Taxing Tuesday: Betting on Tax Policy? Plus: Soda Tax Retrospective!
Trying out substack's new toy ... plus remembering Cook County soda tax... thooooose were the days
The issue with having a very long-term blog is that betting markets don’t really work well with the sort of thing you look at.
When Substack announced that they were partnering with Polymarket to allow embeds of their prediction markets, I went to see if there was anything relevant to my interests:
As I write this, the betting market for “Capital gains tax increase before election day” stands at 3%. Seems a bit high to me.
Similarly, “Unrealized gains tax passed before election day” stands at 3%. Maybe 3% is the floor for these bets, because it seems this one is even less likely as its constitutionality is questionable.
I tried searching on “death” and “mortality”, but all I got was this:
The contract for "Will 2024 be the hottest year on record?” started in January 2024 and will close around March 2025 (estimated). Here’s the price record thus far:
It started around 64% chance.
The “record” for “hottest year on record” is this file, apparently.
The problem with these embeds is that I don’t know what happens when the “maturity date” passes. Do I get broken images then?
[Alas, I have broken images in my old blog due to both link rot and broken code.]
I wonder if substack is looking in the couch for loose change, as they’re hurting for revenue. I may be writing because this is my hobby (yes, I am weird), but I know substack is a business for them.
Speaking of hunting for loose change….
Blast from the fun past: Cook County soda tax!
This was a whole thing in 2017, and Toni Preckwinkle, President of the Cook County Board of Commissioners, pushed this as WON’T YOU THINK OF THE CHILDREN ploy (it was really a revenue grab)… and it sunk her bid as Chicago mayor in 2019.
While I pushed my own posting as “Toni, help me help you”….
…okay, I was laughing my ass off, because it was a politically stupid move for Preckwinkle, and more specifically, if you’re going to do a soda tax, they did it in an incredibly stupid way.
25 July 2017: Illinois and Chicago Round-Up: Soda Taxes, Holding Legislation Hostage, Tiffs over TIFs and More!
6 Aug Sunday Dumpery: Cook County Soda Tax, Chicago Pension Funding, and More
17 Aug Cook County Soda Tax: Look Who’s Come to Save the Day!
18 Aug Cook County Soda Tax: Persuasion and Comparisons – Why Not Tax Juice?
20 Aug Sunday Dumpery: Yes, It’s The Soda Tax – What’s It To You?
27 Aug Sunday Silliness: Soda Tax, Sierpinski Spreadsheet, and Swinish Puns
3 Sep Sunday Silliness: Cook County Soda Tax Keeps Limping Along
20 Sep Soda Tax Soda Tax, oh Soda Soda Tax: Bah Dumb Dumb Dumb
23 Sep Soda Tax Follies: The Backstory of Preckwinkle and More
You can tell from the sheer number of posts I was having fun, but I also knew it would be short-lived.
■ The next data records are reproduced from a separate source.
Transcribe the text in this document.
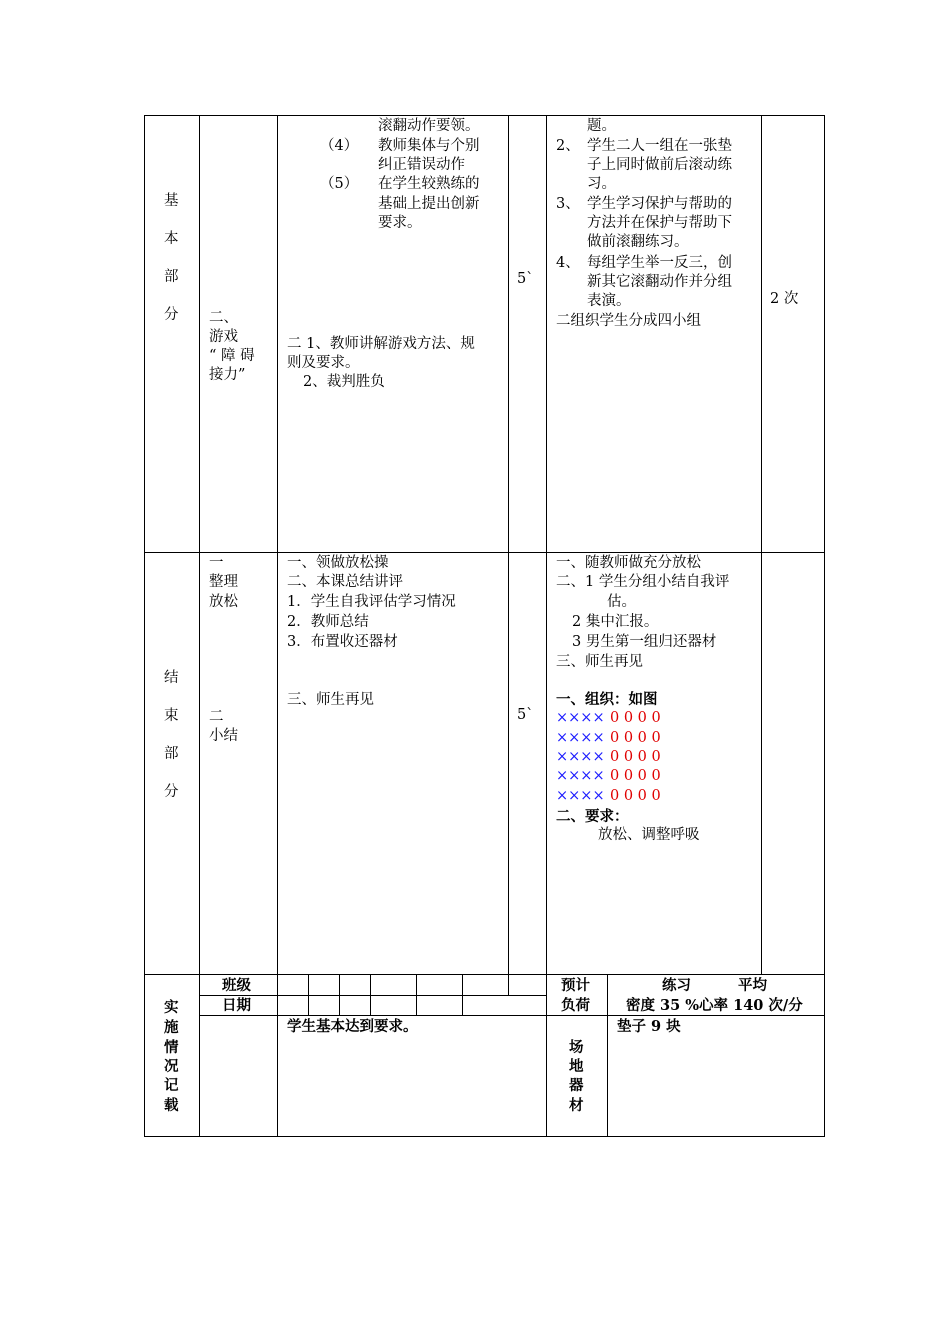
基
本
部
分
结
束
部
分
实
施
情
况
记
载
二、
游戏
“ 障 碍
接力”
滚翻动作要领。
（4） 教师集体与个别
纠正错误动作
（5） 在学生较熟练的
基础上提出创新
要求。
二 1、教师讲解游戏方法、规
则及要求。
2、裁判胜负
5`
题。
2、 学生二人一组在一张垫
子上同时做前后滚动练
习。
3、 学生学习保护与帮助的
方法并在保护与帮助下
做前滚翻练习。
4、 每组学生举一反三，创
新其它滚翻动作并分组
表演。
二组织学生分成四小组
2 次
一
整理
放松
二
小结
一、领做放松操
二、本课总结讲评
1．学生自我评估学习情况
2．教师总结
3．布置收还器材
三、师生再见
5`
一、随教师做充分放松
二、1 学生分组小结自我评
估。
2 集中汇报。
3 男生第一组归还器材
三、师生再见
一、组织：如图
×××× 0 0 0 0
×××× 0 0 0 0
×××× 0 0 0 0
×××× 0 0 0 0
×××× 0 0 0 0
二、要求：
放松、调整呼吸
班级
日期
预计
负荷
练习	平均
密度 35 %心率 140 次/分
学生基本达到要求。
场
地
器
材
垫子 9 块
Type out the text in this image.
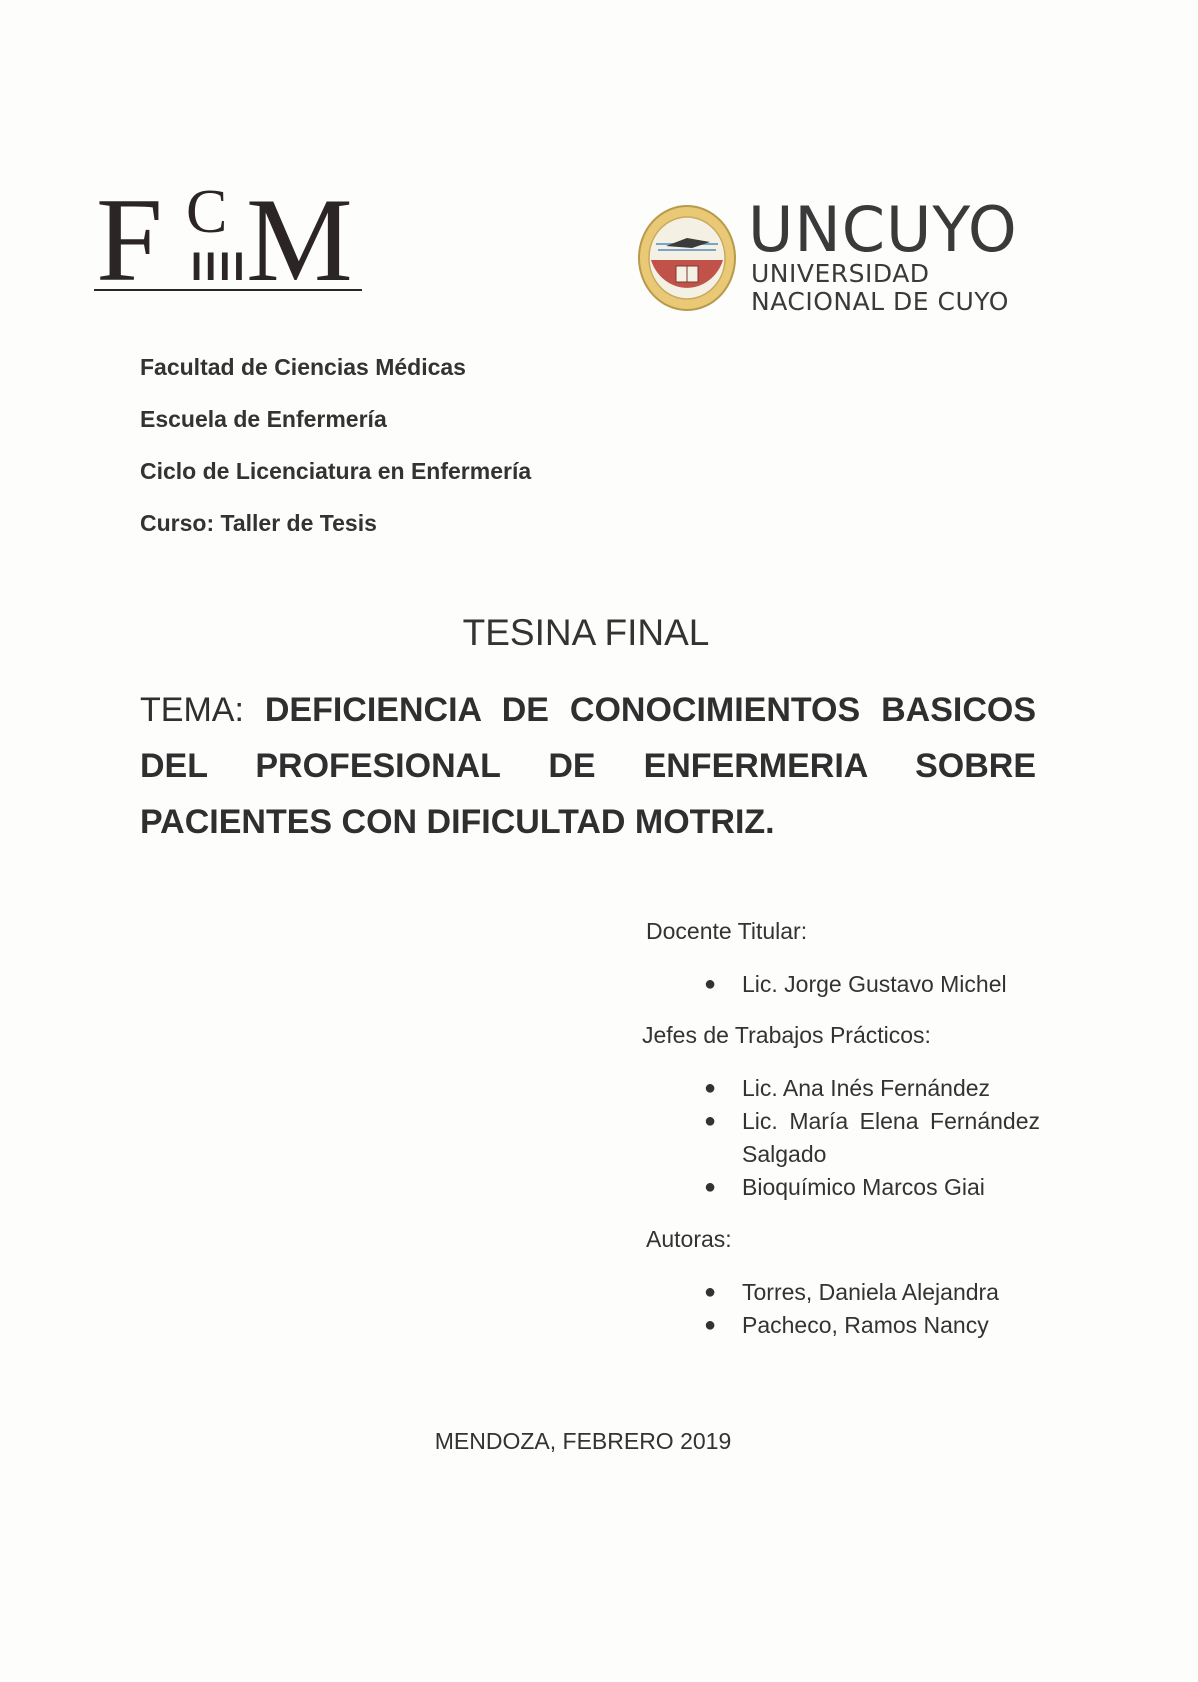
F C
IIII
M	UNCUYO
UNIVERSIDAD
NACIONAL DE CUYO
Facultad de Ciencias Médicas
Escuela de Enfermería
Ciclo de Licenciatura en Enfermería
Curso: Taller de Tesis
TESINA FINAL
TEMA: DEFICIENCIA DE CONOCIMIENTOS BASICOS DEL PROFESIONAL DE ENFERMERIA SOBRE PACIENTES CON DIFICULTAD MOTRIZ.
Docente Titular:
● Lic. Jorge Gustavo Michel
Jefes de Trabajos Prácticos:
● Lic. Ana Inés Fernández
● Lic. María Elena Fernández Salgado
● Bioquímico Marcos Giai
Autoras:
● Torres, Daniela Alejandra
● Pacheco, Ramos Nancy
MENDOZA, FEBRERO 2019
It’s not just that it was a stupid idea, but Cook County had a particularly stupid way of imposing this tax.
And I did a final Cook County Soda Tax post here: Pour One Out for the Cook County Soda Tax , when the Cook County soda tax finally stopped in December 2017.
My favorite comment I made during the saga: on a post titled Soda Tax: I BETTER POST THIS WHILE IT STILL EXISTS (from October 2017)
Nobody was ever fooled that it was about the children, an evil right-wing conspiracy, or whatever.
It’s all about money.
It usually is.
But by all means, attack fellow Democrats for being in the pocket of BIG SODA. I think that will be a fabulous tactic.
(I may not have your political interests in mind, Preckwinkle. Just in case it wasn’t clear.)
Other places have imposed “soda taxes”, but not have bungled it so completely as Cook County did.
They ran afoul of federal law when they tried to impose the tax on items that SNAP benefits or WIC covered. They had all sorts of operational issues when stores, trying to follow their rules, were imposing the tax on sugarless drinks, like sparkling water (no sweeteners of any sort).
Then people noticed that these sodas had higher taxes than alcoholic beverages, and I’m like: PARTAY!
While I think soda taxes are stupid when one is claiming to try to help people lose weight (as an obese person who doesn’t drink soda) — I mean, come on. The sole intent is to raise revenue. Stop lying.
That said, there are jurisdictions with soda taxes right now. Some places seem to have been successful with soda taxes, but mainly successful as a revenue source. Not in making people lose weight. This page covers the pros/cons, but seriously, speaking as a fat person, it’s not soda that made me fat. (It’s yummy yummy food.)
The soda tax saga came at a good time for me, as August 2017 was when Stu was diagnosed with metastatic prostate cancer.
Right now, the issues aren’t as acute, but we still have stuff to deal with, so let us remember the idiocy that was soda taxes in Chicago and Cook County in general.